Ich dachte über seine Frage nach. Seth. Ich wusste, wer er war. Zumindest einen Seth kannte ich. Er besuchte wie ich die Brentwood School, war eine Klasse über mir. Er spielte auch Fußball, und oft waren wir zur gleichen Zeit zum Training auf dem Spielfeld. Manchmal, nach dem Unterricht, wenn ein blaues Gatorade übrig war, gab er es mir. Ich mochte blaues Gatorade gar nicht - die Erfahrung hatte mich gelehrt, diesen Energydrink zu meiden, weil er den Mund in einem unschönen Blauton verfärbte -, aber ich mochte es, wenn Seth mir eine Flasche gab.
»Ein Typ beim Fußball.«
Mein Vater drehte sich um, zeigte mit dem Löffel auf mich. »Fang genau dort an.«
Am nächsten Tag, nach dem Training, gab es kein blaues Gatorade. Ich machte den ersten Schritt.
»Hey, Seth.«
Er war groß, hatte blaue Augen und mehr Sommersprossen als ein Marienkäfer Punkte. Und rote Haare hatte er auch.
»Hi.«
»Hast du mir die geschickt?« Ich hielt ihm die Pasadena-Postkarte hin.

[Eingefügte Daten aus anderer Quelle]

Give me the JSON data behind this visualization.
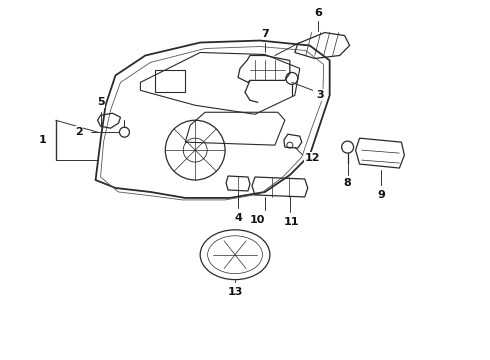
{
  "bg_color": "#ffffff",
  "line_color": "#2a2a2a",
  "label_color": "#111111",
  "figsize": [
    4.9,
    3.6
  ],
  "dpi": 100
}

Er lachte. »Nein«, sagte er. »Das ist witzig.«
»Warum?«
Er sah aufrichtig perplex aus. »Ich weiß nicht. Es ist eine Postkarte.«
Ich kann nicht mehr sagen, wie wir es nach diesem vollkommen verhagelten Gedankenaustausch schafften, dass er mein erster Freund wurde, aber genau das geschah. Er fragte mich, ob ich mit ihm ein Eis essen wolle, und dann gingen wir genau eine Woche und einen Tag miteinander. Die Trennung war einvernehmlich. Als Freunde kamen wir wesentlich besser miteinander zurecht.
Und so geschah das jedes Mal. Manchmal war es eine Postkarte, manchmal auch einfach ein Blatt Papier, einmal fand ich einen der Zettel in einem Glückskeks. Manchmal kam die Nachricht nach dem Kennenlernen, manchmal davor oder wie bei Hugo fünf Wochen danach. Aber es stand immer das Gleiche drauf: die exakte Zeitspanne, die wir miteinander verbringen würden.
Zumindest bis zu diesem Abend. Die erste Nachricht ohne Hinweis auf ein Ende.
»Wie ist die Margarita?«, fragt mich Jake. »Ich bin mehr der Wodkatyp.«
Wodka. Interessant. »Gut«, sage ich zu ihm. Ich lege den Kopf schief. »Und ein bisschen scharf.«
Jake lacht. »Testest du mich? Kendra hat mir gesagt, das machst du gern.«
»Nein«, sage ich. »Hast du den Eindruck, dass ich das tue?«
Er schaut mich an. »Ein bisschen vielleicht.« Er räuspert sich. Greift sich an die Kehle, als wollte er eine unsichtbare Krawatte zurechtrücken. »Ist aber nicht schlimm.«
Meine Kollegin Kendra hat uns zusammengebracht. Oder besser gesagt Ex-Kollegin. Ich arbeite für eine berühmte Filmproduzentin, deren Namen kaum jemand kennt, die aber eine Menge guter Filme gemacht hat. Sie heißt Irina. Kendra war früher für sie das, was ich jetzt bin.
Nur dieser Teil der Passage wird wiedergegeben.